D’une part, on apprend que le formulaire utilisé à l’époque pour rédiger les communiqués de bilan d’enquête du BEI n’avait « pas d’endroit dédié concernant le respect des obligations en vertu du Règlement, tels une case à cocher ou un encadré spécifique ». Comme si c’était sans importance.
D’autre part, le BEI a tenu une réunion de travail, le 14 juin 2023, pour vérifier la véracité des informations contenues dans ses propres communiqués de bilan d’enquête. Signe que le BEI doutait de lui-même.
L’exercice aura permis de repérer pas moins de 17 communiqués problématiques, dont quatre omettaient de mentionner les manquements policiers. Ce qui illustre une propension du BEI à passer l’éponge sur les inconduites policières.
Et dire que « la rigueur » est citée parmi les « valeurs fondamentales » du BEI.
Les autres communiqués étaient incomplets ou encore confondaient les obligations énoncées au Règlement sur le déroulement des enquêtes du BEI avec celles qu’on retrouve dans la Loi sur la police.
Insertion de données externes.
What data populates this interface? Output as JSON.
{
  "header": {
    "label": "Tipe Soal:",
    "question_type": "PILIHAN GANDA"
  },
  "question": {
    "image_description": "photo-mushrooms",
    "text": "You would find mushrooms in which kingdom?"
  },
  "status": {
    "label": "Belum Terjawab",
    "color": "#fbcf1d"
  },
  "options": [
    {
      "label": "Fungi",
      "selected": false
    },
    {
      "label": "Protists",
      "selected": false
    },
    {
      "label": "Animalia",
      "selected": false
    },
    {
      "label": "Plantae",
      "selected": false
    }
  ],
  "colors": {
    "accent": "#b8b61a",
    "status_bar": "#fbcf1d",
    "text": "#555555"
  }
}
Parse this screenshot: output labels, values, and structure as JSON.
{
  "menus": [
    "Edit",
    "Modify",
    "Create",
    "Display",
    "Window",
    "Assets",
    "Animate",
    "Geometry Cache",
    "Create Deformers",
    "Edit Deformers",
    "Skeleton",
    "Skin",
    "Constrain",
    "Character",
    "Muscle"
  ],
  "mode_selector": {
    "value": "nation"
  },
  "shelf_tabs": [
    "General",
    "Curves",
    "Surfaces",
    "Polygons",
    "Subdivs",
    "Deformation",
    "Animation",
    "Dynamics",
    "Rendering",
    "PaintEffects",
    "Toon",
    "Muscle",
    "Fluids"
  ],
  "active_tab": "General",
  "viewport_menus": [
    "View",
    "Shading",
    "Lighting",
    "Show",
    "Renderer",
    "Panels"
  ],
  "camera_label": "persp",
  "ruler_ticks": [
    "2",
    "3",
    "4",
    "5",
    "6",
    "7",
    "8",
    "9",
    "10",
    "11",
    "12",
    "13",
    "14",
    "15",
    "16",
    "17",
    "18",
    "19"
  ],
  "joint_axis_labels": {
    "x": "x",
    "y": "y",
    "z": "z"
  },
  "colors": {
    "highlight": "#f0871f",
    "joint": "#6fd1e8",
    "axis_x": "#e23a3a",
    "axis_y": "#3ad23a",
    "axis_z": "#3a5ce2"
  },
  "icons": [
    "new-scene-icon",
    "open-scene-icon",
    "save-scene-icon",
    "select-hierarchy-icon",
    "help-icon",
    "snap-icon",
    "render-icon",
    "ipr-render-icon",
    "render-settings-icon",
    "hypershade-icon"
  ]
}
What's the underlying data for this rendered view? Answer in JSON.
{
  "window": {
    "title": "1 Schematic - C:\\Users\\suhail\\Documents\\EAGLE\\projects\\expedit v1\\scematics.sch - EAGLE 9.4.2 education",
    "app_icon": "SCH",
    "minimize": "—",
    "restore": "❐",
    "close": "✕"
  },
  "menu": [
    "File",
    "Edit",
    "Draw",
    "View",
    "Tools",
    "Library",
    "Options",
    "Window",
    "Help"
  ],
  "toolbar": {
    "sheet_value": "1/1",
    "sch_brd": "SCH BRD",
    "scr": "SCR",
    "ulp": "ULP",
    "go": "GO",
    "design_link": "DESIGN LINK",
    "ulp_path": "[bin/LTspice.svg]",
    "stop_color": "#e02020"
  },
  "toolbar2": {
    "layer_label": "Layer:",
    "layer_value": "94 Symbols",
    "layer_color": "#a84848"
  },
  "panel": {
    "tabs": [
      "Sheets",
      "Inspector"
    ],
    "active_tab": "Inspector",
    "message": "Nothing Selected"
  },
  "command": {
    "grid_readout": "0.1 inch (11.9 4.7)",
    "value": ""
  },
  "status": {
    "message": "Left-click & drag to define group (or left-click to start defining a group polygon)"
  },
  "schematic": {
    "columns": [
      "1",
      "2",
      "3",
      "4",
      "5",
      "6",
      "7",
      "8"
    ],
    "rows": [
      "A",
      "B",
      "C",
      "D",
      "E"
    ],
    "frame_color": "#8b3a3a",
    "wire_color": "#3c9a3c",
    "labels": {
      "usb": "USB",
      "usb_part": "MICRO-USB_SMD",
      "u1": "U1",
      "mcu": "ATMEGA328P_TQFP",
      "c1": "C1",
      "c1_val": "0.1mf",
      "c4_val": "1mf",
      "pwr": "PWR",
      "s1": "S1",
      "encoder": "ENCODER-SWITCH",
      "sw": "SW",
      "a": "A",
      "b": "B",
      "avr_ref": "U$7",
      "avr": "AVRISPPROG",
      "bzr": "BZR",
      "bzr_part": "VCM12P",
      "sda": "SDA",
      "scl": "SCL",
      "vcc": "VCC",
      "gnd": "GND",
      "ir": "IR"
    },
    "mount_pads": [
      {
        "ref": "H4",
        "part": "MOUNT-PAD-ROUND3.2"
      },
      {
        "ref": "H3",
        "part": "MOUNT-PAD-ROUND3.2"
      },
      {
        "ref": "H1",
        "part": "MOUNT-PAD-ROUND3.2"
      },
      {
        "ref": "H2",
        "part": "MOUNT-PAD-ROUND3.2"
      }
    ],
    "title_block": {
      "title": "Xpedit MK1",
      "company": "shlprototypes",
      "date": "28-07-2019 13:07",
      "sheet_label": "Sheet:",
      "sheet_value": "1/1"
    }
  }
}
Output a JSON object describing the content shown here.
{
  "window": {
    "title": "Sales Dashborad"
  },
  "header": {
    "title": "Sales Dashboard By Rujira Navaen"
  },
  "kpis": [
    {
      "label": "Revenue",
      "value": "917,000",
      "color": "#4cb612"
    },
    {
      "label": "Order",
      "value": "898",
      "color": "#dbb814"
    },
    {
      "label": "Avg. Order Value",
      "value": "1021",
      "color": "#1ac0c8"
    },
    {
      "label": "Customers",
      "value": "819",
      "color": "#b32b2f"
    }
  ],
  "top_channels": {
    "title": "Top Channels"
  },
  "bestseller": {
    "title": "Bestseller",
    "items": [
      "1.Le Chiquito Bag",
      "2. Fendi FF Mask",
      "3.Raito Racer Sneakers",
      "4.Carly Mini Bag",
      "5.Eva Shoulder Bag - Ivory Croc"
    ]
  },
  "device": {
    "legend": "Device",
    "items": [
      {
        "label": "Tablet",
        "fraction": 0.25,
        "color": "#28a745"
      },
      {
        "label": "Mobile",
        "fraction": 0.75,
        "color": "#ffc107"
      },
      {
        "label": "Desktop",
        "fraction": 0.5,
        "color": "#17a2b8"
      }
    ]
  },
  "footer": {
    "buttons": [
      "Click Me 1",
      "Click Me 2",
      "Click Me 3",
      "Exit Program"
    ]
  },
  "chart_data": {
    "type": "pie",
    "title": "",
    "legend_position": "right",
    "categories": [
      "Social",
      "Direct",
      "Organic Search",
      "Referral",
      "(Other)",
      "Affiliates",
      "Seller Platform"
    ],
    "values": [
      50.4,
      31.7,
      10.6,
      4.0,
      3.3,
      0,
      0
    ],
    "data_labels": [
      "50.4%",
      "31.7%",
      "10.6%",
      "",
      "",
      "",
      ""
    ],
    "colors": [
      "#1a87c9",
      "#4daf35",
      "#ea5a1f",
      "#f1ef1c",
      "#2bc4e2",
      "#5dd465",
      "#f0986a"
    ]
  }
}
Et ça aura pris une autre demande d’accès à l’information (pas de moi, ce coup-ci) pour que le BEI allume. Misère que c’est pas professionnel leur affaire.
L’histoire ne s’arrête pas là.
L’an dernier, j’ai convaincu le BEI d’amender un communiqué de bilan d’enquête concernant un événement survenu à Gatineau, le 8 janvier 2021. Le communiqué disait que l’homme atteint par les balles du flic tenait « une lame de type X-Acto » près de la gorge d’une femme. Le BEI a ensuite précisé qu’il n’y avait pas de lame. Or, la correction a aujourd’hui disparu du site Web du BEI.
Et dire que « la rigueur » est citée parmi les « valeurs fondamentales » du BEI.
Si vous voulez mon avis, le BEI est une honte nationale qui mérite de finir au fond de la poubelle de l’histoire.